Pendant près de trois décennies, les lecteurs marocains ont chaleureusement accueilli sous le pseudonyme « Abu Salma » les jeux de mots croisés et les mots fléchés qu’il publiait dans les pages du journal Al-Ittihad Al-Ishtiraki. Cette publication, particulièrement influente et populaire dans les années 1980 et 1990, a marqué leur esprit, les immergeant dans un univers linguistique riche et ludique.

Derrière le nom d’« Abu Salma » se cache Abdelkader Wassat, né en 1958 à Youssoufia, un créatif polyvalent : traducteur, calligraphe, psychiatre de formation, ayant consacré plus de trente ans au traitement des troubles mentaux avant de se consacrer pleinement à l’écriture, la traduction, le dessin et la lecture.

Abdelkader Wassat s’est imposé dès les années 1970 sur la scène culturelle et médiatique marocaine. Le poète syrien Adonis l’a même qualifié de pilier du mouvement poétique marocain. Wassat s’est illustré dans le domaine de la nouvelle, la traduction de poèmes et de récits d’écrivains internationaux et a enrichi la bibliothèque arabe en médecine avec une encyclopédie complète.

En collaboration avec d’autres écrivains et créateurs marocains, il a supervisé la publication de deux importantes encyclopédies : la première destinée aux adultes, intitulée Al-Ma’arif Al-Haditha (20 volumes), et la seconde pour la jeunesse, As-Safwa (7 tomes).

Parmi ses œuvres figurent des recueils de nouvelles tels que « Deux Yeux Grands Ouverts », « Le Tigre Sauvage », « L’Hôpital Martha », un recueil de poésie intitulé « Tambours de Pierre », ainsi qu’un livre de dialogues avec le grand auteur marocain Ahmed Bouzfour : « Les Chevaux ne Meurent pas sous le Toit ».

Dans cet entretien, « les mots fléchés » deviennent la porte d’entrée vers un univers où langue, poésie, arts, politique et littérature se conjuguent, mêlant humour, profondeur et vivacité d’esprit.

Abdelkader Wassat et les mystères de la langue arabe

En dialoguant avec Wassat, on voyage à travers les oeuvres d’Al-Mutanabbi, al-Samta al-Qushayri, Naguib Mahfouz, Khalil Gibran, Mussolini, Sophia Loren et Idriss Chraïbi. Il explore les nuances et secrets des mots avant d’aborder un thème incontournable : la place de l’écrivain face à l’intelligence artificielle.

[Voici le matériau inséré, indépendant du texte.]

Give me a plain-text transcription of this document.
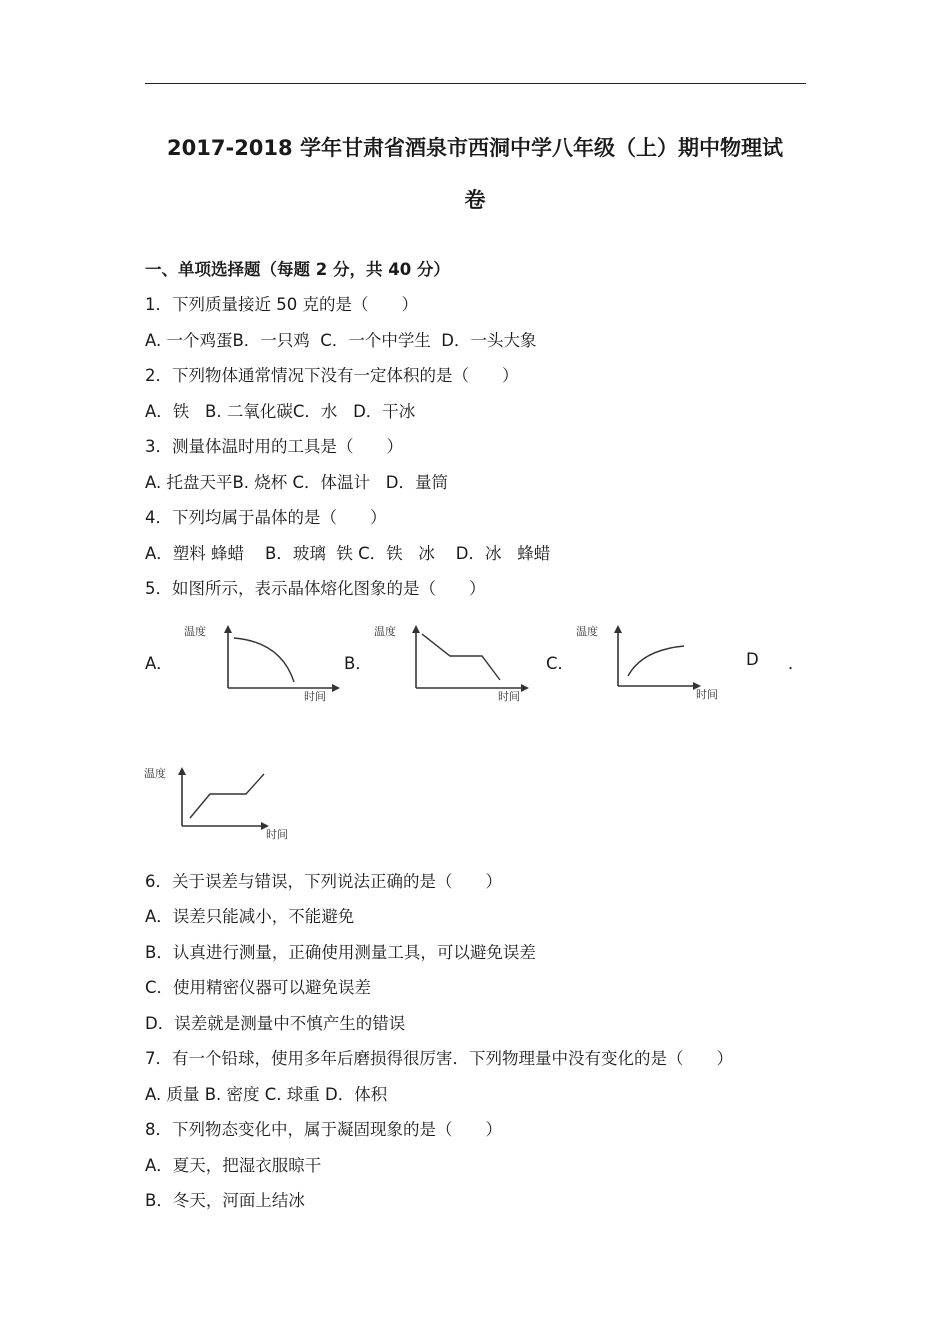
2017-2018 学年甘肃省酒泉市西洞中学八年级（上）期中物理试
卷
一、单项选择题（每题 2 分，共 40 分）
1．下列质量接近 50 克的是（　　）
A. 一个鸡蛋B．一只鸡  C．一个中学生  D．一头大象
2．下列物体通常情况下没有一定体积的是（　　）
A．铁   B. 二氧化碳C．水   D．干冰
3．测量体温时用的工具是（　　）
A. 托盘天平B. 烧杯 C．体温计   D．量筒
4．下列均属于晶体的是（　　）
A．塑料 蜂蜡    B．玻璃  铁 C．铁   冰    D．冰   蜂蜡
5．如图所示，表示晶体熔化图象的是（　　）
A．	B．	C．	D ．
温度
时间
温度
时间
温度
时间
温度
时间
6．关于误差与错误，下列说法正确的是（　　）
A．误差只能减小，不能避免
B．认真进行测量，正确使用测量工具，可以避免误差
C．使用精密仪器可以避免误差
D．误差就是测量中不慎产生的错误
7．有一个铅球，使用多年后磨损得很厉害．下列物理量中没有变化的是（　　）
A. 质量 B. 密度 C. 球重 D．体积
8．下列物态变化中，属于凝固现象的是（　　）
A．夏天，把湿衣服晾干
B．冬天，河面上结冰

La vie et l’évolution des mots

Depuis plus de 40 ans, Wassat côtoie quotidiennement la langue arabe. Pour lui, les mots sont des êtres vivants dont les sens évoluent sans cesse. Il illustre cette idée par divers exemples :

  • Le mot « زبون » (client) signifiait autrefois « impulsion » ou « coup » chez les anciens, avant d’acquérir le sens actuel.
  • « النضال » (lutte) évoquait initialement un concours de tir à l’arc, avant de devenir synonyme d’effort persévérant contre l’adversité.
  • « القطار » (train) signifiait antan « pluie » puis désignait une formation ordonnée de chameaux, un sens qui a inspiré le nom du train moderne.
  • « البهلول » désignait autrefois un noble, tandis qu’aujourd’hui il signifie « idiot » ou « bouffon ».

Wassat rêve d’un dictionnaire arabe retraçant l’évolution des sens des mots, à l’instar des travaux réalisés par les linguistes français.

La genèse des mots fléchés

Le choix du mot de départ dans ses grilles provient souvent d’une impression fugace, entendue à la télévision ou ailleurs. Par exemple, le terme « بلطجي » (voyou) lui est venu d’une émission. Il se réfère ensuite au dictionnaire pour confirmer son sens et construit la grille autour de ce mot, en trouvant des mots connexes en croisant les lettres.

Wassat apprécie notamment le terme « طعمية » (falafel), qu’il n’a jamais goûté mais affectionne pour son aspect culturel et littéraire. Il intègre aussi des noms propres connus, notamment des poètes ou auteurs internationaux dont le nom s’insère harmonieusement dans la structure de la grille.

Les noms dans les grilles : un choix technique et poétique

Une caractéristique importante dans ses grilles horizontales est la sélection d’éléments comportant 13 caractères, un nombre qui facilite la construction d’une grille solide et harmonieuse. Par exemple :

  • Idriss Chraïbi, écrivain phare de la littérature maghrébine francophone, est un nom qu’il affectionne particulièrement.
  • Des figures variées, des poètes comme Mohamed Abdel Wahab, des artistes et même des dictateurs comme Benito Mussolini, sont insérés pour leur musicalité et la longueur adéquate.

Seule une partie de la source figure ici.